Rabbits, guinea pigs, iguanas, horses and chinchillas, among others, fall into the group we call herbivores. These creatures are designed to eat plant material.
What does all this mean? Especially in the case of dogs and cats, it means we as caretakers should pay close attention to their diets and stick to foods specifically formulated for them. It is especially important to use specific diets for our companions with certain digestive problems. This is something you and your veterinarian can decide based on your companion’s condition.
I realize that for some of us it is impossible to keep from feeding our companions from our plates. I know how hard it is to resist them when they give you “that look” – you know the one: the anxious eyes, anticipating, hoping. How can you resist? I know that’s what my dog counts on. My bird is much more brazen. He flies right up to the plate and tries to snatch whatever he fancies.
To avoid inappropriate supplementation of your companion’s diet, I suggest a solution that has worked well for me. I do not eat in front of my dog and my bird is not within eye contact.

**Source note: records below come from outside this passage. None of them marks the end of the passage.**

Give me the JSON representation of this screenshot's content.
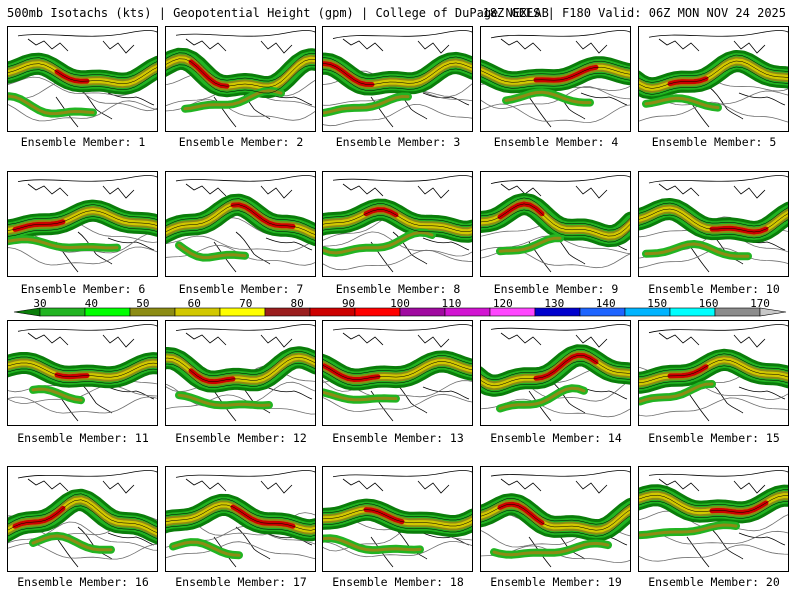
{
  "header": {
    "left": "500mb Isotachs (kts) | Geopotential Height (gpm) | College of DuPage NEXLAB",
    "right": "18Z GEFS | F180 Valid: 06Z MON NOV 24 2025"
  },
  "chart_data": {
    "type": "heatmap",
    "title": "500mb Isotachs (kts) | Geopotential Height (gpm) | College of DuPage NEXLAB",
    "subtitle": "18Z GEFS | F180 Valid: 06Z MON NOV 24 2025",
    "colorbar": {
      "tick_labels": [
        "30",
        "40",
        "50",
        "60",
        "70",
        "80",
        "90",
        "100",
        "110",
        "120",
        "130",
        "140",
        "150",
        "160",
        "170"
      ],
      "colors": [
        "#0a7d0a",
        "#22b422",
        "#00ff00",
        "#8c8c14",
        "#d2c800",
        "#ffff00",
        "#9b1e1e",
        "#cd0000",
        "#ff0000",
        "#a00aa0",
        "#d214d2",
        "#ff46ff",
        "#0000cd",
        "#1e64ff",
        "#00b4ff",
        "#00ffff",
        "#8c8c8c",
        "#c8c8c8"
      ]
    },
    "panels": [
      {
        "label": "Ensemble Member: 1"
      },
      {
        "label": "Ensemble Member: 2"
      },
      {
        "label": "Ensemble Member: 3"
      },
      {
        "label": "Ensemble Member: 4"
      },
      {
        "label": "Ensemble Member: 5"
      },
      {
        "label": "Ensemble Member: 6"
      },
      {
        "label": "Ensemble Member: 7"
      },
      {
        "label": "Ensemble Member: 8"
      },
      {
        "label": "Ensemble Member: 9"
      },
      {
        "label": "Ensemble Member: 10"
      },
      {
        "label": "Ensemble Member: 11"
      },
      {
        "label": "Ensemble Member: 12"
      },
      {
        "label": "Ensemble Member: 13"
      },
      {
        "label": "Ensemble Member: 14"
      },
      {
        "label": "Ensemble Member: 15"
      },
      {
        "label": "Ensemble Member: 16"
      },
      {
        "label": "Ensemble Member: 17"
      },
      {
        "label": "Ensemble Member: 18"
      },
      {
        "label": "Ensemble Member: 19"
      },
      {
        "label": "Ensemble Member: 20"
      }
    ]
  }
}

If avoiding your companion(s) during mealtime is not an option and you find it impossible to resist feeding them your food, please show discretion. At all cost, avoid foods that are high in fat. Meat and meat scraps can be especially dangerous and in my opinion should absolutely be avoided.
There are human foods that can be used as treats, although I personally prefer to stick to treats specifically formulated for your companion. I recommend baby carrots as a treat. They have no fat and are helpful in scrubbing a bit of plaque from the teeth. The key in my opinion is always to avoid foods that are laden with fat. Too many times, I have seen dogs become very ill, even fatally so, when treated with high-fat human food items.
Perhaps it is best to avoid all human foods for our canine companions, lest we begin to slide down that slippery slope to the point where we are being trained by our dogs to feed them what they want from our table rather than what is best for them.